Question

Two solutions, A and B, each of $100{\text{L}}$ was made by dissolving $4{\text{g}}$ of ${\text{NaOH}}$ and $9.8{\text{g}}$ of ${{\text{H}}_{\text{2}}}{\text{S}}{{\text{O}}_{\text{4}}}$ in water, respectively. The pH of the resultant solution obtained from mixing $40{\text{L}}$ of solution A and $10{\text{L}}$ of solution B is ______.

Answer 1

Hint: To solve this question, you must use the concept of equivalents. Equal numbers of equivalents of an acid neutralize equal numbers of equivalents of a base. We shall calculate the molarity of the acid and base present and thus, the molarity of acid/base present after neutralization.

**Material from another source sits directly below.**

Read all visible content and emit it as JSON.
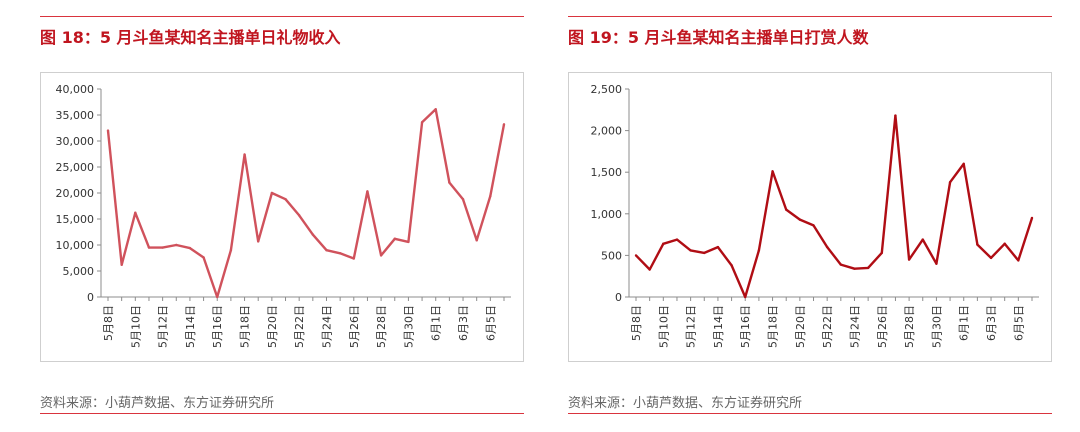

The molarity of hydrogen ion or hydroxide ion present in the solution after neutralization shall be used to calculate the pH of the solution.
Formula used:
 ${{meq}} = {{M \times V \times }}x$
Where ${\text{meq}}$ is the number of milliequivalents.
M is the molarity of the acid / base solution
V is the volume of the solution
x is the n-factor of the acid or base

Complete step by step answer:
We know that, the acidity of${\text{NaOH}}$ is equal to 1 while the basicity of ${{\text{H}}_{\text{2}}}{\text{S}}{{\text{O}}_{\text{4}}}$is equal to 2, which are also the respective n factors of the two compounds.
The number of moles of a substance are equal to the ratio between its given mass and its molar mass.
The number of moles of ${\text{NaOH}}$ are, ${\text{n}} = \dfrac{4}{{40}} = 0.1$
The molarity is given as the number of moles per litre of the solution.
Molarity of ${\text{NaOH}}$ solution $ = \dfrac{{0.1}}{{100}} = {10^{ - 3}}{\text{M}}$
The number of moles of ${{\text{H}}_{\text{2}}}{\text{S}}{{\text{O}}_{\text{4}}}$ are, $\dfrac{{9.8}}{{98}} = 0.1$
The molarity of ${{\text{H}}_{\text{2}}}{\text{S}}{{\text{O}}_{\text{4}}}$solution$ = \dfrac{{0.1}}{{100}} = {10^{ - 3}}{\text{M}}$
$40{{L}}$ of solution A will contain $4 \times {10^{ - 2}}$ moles of ${\text{NaOH}}$
$10{{L}}$ of solution B will contain ${10^{ - 2}}$ moles of ${{\text{H}}_{\text{2}}}{\text{S}}{{\text{O}}_{\text{4}}}$
The equivalents of ${\text{NaOH}}$ and ${{\text{H}}_{\text{2}}}{\text{S}}{{\text{O}}_{\text{4}}}$ are $4 \times {10^{ - 2}}$ and $2 \times {10^{ - 2}}$ respectively.
After neutralization, $2 \times {10^{ - 2}}$ equivalents of ${\text{NaOH}}$ remain.
$\left[ {{\text{O}}{{\text{H}}^ - }} \right] = \dfrac{{2 \times {{10}^{ - 2}}}}{{50}} = 4 \times {10^{ - 4}}{\text{N}}$
As a result we can write, $\left[ {{{\text{H}}^ + }} \right] = \dfrac{{{{10}^{ - 14}}}}{{4 \times {{10}^{ - 4}}}} = 2.5 \times {10^{ - 11}}{\text{N}}$
The pH of the solution will be equal to
\[{\text{pH}} = - \log \left[ {{{\text{H}}^ + }} \right] = - \log \left( {2.5 \times {{10}^{ - 11}}} \right)\]
$\therefore {\text{pH}} = 10.6$

Note:
The n factor is also known as the valence factor and its value varies depending upon the compound being considered. For an acid, the n factor is the basicity of the acid. Similarly, the n factor of a base is its acidity. For electrolytes, it is the valency of the ions in the solution.